È stato proprio il nostro giornale a inizio anno a portare a galla quelli che, in circa un ventennio (con segnalazione ai fori giudiziari nel corso del 2021), sono stati indicati, da diverse testimonianze, come gravi episodi di molestie e mobbing da parte di un esponente dell’associazione per ciechi e ipovedenti della Svizzera italiana. Così, quella carezza sulla coscia si è via via trasformata in qualcosa di ancor più grave: conflitti di interesse, concentrazione ingiustificata di ruoli e competenze, carenze nella gestione e un rapporto di fiducia minato. Il tutto avvalorato non solo da testimonianze dirette di soci, utenti, volontari e collaboratori, ma da un audit esterno, e dunque indipendente, voluto dal Consiglio di Stato, autorità politica che elargisce a Unitas sussidi cantonali, e quindi soldi pubblici, per due milioni di franchi.

C’è, dunque, chi ha sbagliato e chi, per il tramite della Divisione dell’azione sociale e delle famiglie, è stato richiamato a mettere in atto una serie di provvedimenti al fine di ‘aggiornare’ al meglio l’organizzazione. Tutto risolto? Non ci pare. Peccato, infatti, che non si tenga conto, ancora una volta, delle vittime e di coloro chiamati ‘a rapporto’. Le prime, come annotato sull’edizione di mercoledì de ‘laRegione’ dal criminologo Michel Venturelli, rischiano di diventare "un concetto a geometria variabile", e perciò vittime due volte; i secondi, invece, si salvano in corner, sottoponendosi, con una faccia di bronzo fuori dal comune, a una timida tiratina d’orecchi.

Eppure, l’etica e la giustizia ci porterebbero a dire che non funziona, e non dovrebbe funzionare così. Sbagli? Veloce esame di coscienza, chiedi scusa e paghi. E se sei davvero corretto (e non un opportunista) fai anche un passo indietro, ritornando al tuo posto solo se il consesso che ti ha denunciato e criticato te lo permette. Altrimenti è meglio per tutti cambiare aria.

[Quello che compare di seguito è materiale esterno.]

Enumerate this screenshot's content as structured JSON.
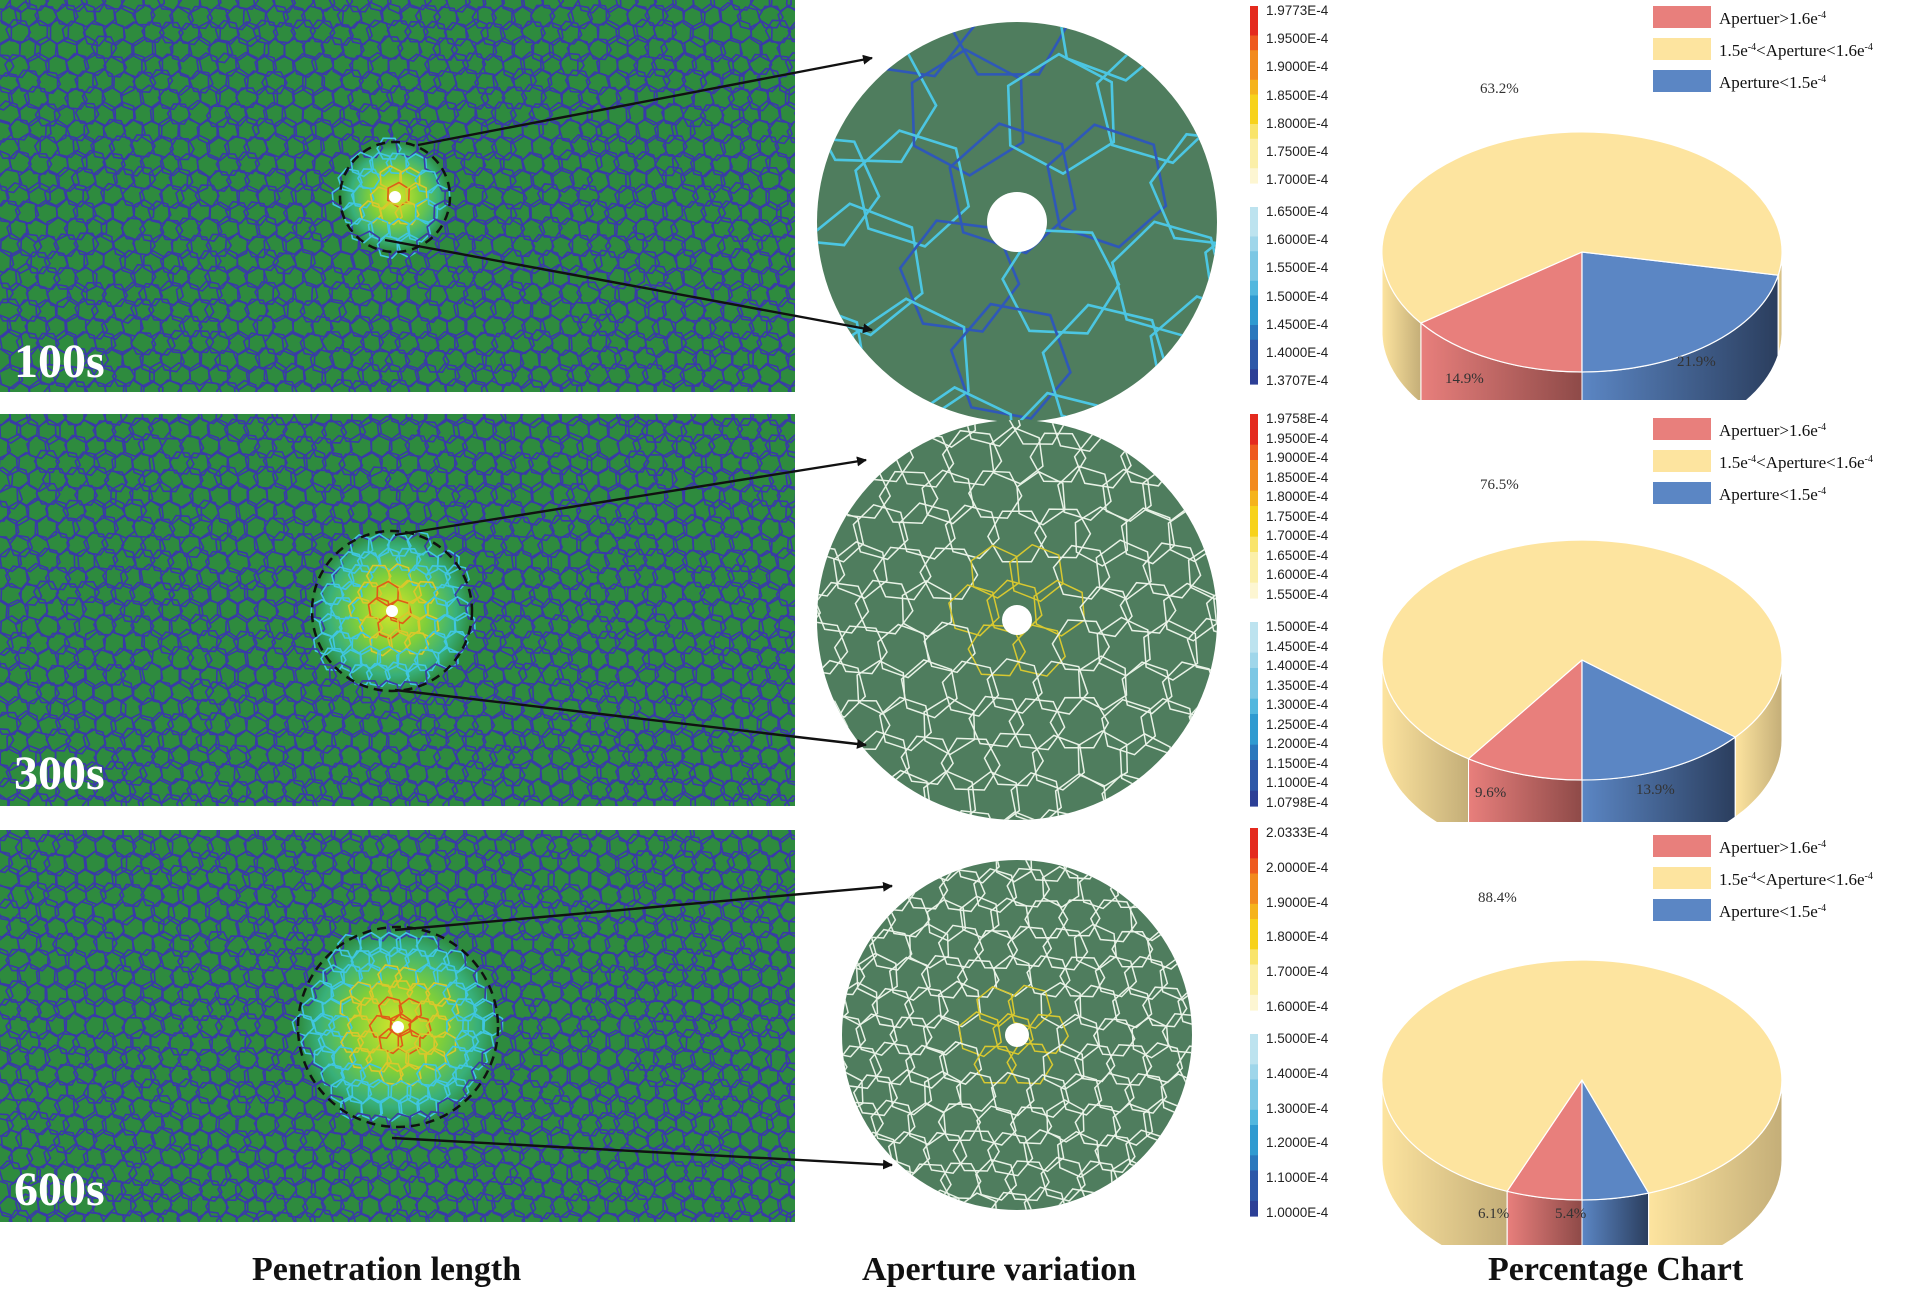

Torniamo allora all’audit che ha confermato svariate criticità presenti in Unitas, tutte peraltro rese note anche dalla nostra testata. Il minimo che ci si aspetti sono le dimissioni del comitato (fra cui alcuni nomi erano già presenti in passato) e dei membri delle due fondazioni consorelle. Un tirarsi da parte che non è però venuto – né a bubbone scoppiato né all’inizio della valutazione curata dall’avvocato Raffaella Martinelli Peter – seppur sollecitato da più parti, internamente ed esternamente all’associazione, e che non pare, e sta qui la gravità del gesto, all’ordine del giorno neppure oggi che su queste persone pesa ufficialmente un rapporto di ‘condanna’ chiaro e competente.

Con quali conclusioni? La conferma – citiamo – della presenza di criticità di natura formale e organizzativa, con particolare riferimento ai ruoli, alla vigilanza interna, alla gestione delle segnalazioni e al flusso di informazioni. E quindi che si fa? Non certo permettersi la leggerezza di lasciare al suo posto chi avrebbe dovuto vigilare. Ma, finalmente, aprire gli occhi. Perché giammai vorremmo una giustizia cieca. Ci basta che sia imparziale.